Soon we were engaged, and a few months after that I was pregnant again. What a world of difference it made having the right guy beside me this time.   Although we were still young, and not yet finished with college, the thought of having an abortion never crossed either of our minds; we knew we were in it for the long haul.

On St. Patrick's Day in 1999, our daughter came sliding into the world, screaming and making her substantial presence known.   She has taught me much about abortion and the older sibling she never had, and with every milestone she reached in her first year, I wondered what would have been had my circumstances and decisions been different a few years earlier.  

I know that I would not have my daughter or my husband today if I had kept the first baby; my husband would have assumed that having a child by another guy meant there was no place for him in my life, and thus we wouldn't be together now. And I can't imagine my life without my beautiful, strong-willed, two-year-old baby.
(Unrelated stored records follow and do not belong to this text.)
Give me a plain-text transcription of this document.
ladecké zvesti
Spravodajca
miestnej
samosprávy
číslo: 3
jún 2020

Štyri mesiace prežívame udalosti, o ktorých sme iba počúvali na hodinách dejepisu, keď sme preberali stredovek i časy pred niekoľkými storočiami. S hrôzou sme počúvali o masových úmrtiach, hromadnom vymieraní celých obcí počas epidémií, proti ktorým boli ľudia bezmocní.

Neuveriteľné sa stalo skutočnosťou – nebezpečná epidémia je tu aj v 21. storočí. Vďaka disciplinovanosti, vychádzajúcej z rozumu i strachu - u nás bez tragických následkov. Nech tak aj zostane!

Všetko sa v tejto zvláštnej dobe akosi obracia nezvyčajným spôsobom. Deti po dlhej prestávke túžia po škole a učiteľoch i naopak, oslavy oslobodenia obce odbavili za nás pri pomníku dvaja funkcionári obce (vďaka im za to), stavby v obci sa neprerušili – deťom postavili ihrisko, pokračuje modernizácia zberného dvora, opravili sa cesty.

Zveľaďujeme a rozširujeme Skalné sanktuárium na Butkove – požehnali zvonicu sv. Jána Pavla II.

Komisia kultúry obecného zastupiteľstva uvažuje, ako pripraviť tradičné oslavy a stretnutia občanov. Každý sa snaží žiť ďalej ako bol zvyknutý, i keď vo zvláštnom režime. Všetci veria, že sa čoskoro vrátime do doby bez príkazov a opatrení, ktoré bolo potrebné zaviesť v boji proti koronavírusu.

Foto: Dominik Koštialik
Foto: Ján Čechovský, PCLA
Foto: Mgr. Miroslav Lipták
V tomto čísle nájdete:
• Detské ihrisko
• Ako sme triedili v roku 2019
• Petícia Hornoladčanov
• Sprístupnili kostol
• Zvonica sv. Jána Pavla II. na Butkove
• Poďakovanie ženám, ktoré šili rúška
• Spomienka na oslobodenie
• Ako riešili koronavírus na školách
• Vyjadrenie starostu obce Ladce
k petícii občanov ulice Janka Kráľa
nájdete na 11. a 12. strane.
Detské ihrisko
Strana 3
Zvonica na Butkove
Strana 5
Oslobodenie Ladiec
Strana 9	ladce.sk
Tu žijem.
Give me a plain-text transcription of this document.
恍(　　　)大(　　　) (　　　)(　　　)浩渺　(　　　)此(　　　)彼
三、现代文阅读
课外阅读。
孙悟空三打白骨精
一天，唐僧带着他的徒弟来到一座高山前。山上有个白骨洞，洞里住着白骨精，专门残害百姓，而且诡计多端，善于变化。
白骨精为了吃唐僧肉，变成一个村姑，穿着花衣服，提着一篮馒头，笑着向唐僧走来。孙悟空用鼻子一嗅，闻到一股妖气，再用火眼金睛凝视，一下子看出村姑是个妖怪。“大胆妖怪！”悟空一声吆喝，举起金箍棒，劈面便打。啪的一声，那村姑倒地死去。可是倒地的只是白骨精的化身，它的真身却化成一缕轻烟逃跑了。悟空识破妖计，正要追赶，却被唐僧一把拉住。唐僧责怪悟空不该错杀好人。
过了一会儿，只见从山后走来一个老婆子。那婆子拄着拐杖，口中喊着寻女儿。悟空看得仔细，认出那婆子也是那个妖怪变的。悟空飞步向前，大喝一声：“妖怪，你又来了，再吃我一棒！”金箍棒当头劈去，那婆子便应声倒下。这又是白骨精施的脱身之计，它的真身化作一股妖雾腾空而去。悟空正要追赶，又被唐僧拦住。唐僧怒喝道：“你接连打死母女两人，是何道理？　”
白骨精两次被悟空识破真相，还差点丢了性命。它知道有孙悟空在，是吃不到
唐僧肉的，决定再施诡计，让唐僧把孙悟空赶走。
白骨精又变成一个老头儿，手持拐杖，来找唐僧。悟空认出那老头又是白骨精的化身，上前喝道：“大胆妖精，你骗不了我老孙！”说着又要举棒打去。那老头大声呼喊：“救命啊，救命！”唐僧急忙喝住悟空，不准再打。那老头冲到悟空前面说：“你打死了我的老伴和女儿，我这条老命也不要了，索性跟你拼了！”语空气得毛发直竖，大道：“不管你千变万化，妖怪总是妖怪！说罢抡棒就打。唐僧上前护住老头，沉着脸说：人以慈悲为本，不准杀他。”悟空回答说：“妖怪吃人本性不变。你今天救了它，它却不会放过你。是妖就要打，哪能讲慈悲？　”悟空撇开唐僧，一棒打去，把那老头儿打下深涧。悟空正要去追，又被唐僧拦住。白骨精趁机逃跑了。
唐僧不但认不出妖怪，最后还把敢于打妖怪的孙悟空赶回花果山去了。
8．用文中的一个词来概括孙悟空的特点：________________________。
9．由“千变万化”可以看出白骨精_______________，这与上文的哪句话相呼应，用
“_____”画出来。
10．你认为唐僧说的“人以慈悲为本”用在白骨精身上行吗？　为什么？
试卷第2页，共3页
    My abortion has been called a selfish decision by some, and others have gone so far as to condemn me to burn in hell. But I figure that if there is indeed a hell and that's where I end up spending eternity, it will be for reasons other than having an abortion. I'm coming to terms with the concept that my decision was not only best for me, but best for the child who would have suffered a harsh and poverty-stricken life with no family to lovingly buffer the cruel realities of daily life.  

Call me what you will, but before you condemn a young woman for choosing abortion, take a long, hard look at your own motives. Hopefully you'll realize that's it is much easier to tell someone what they should do when you're not in their shoes. And when you decide that you are free from sin, let me be the first to congratulate you.  

But women facing unplanned pregnancies don't need to be made to feel like murderers for choosing abortion, they need to be educated about the consequences of any decision they may make, and, most importantly, receive non-judgmental support from friends, family, and society.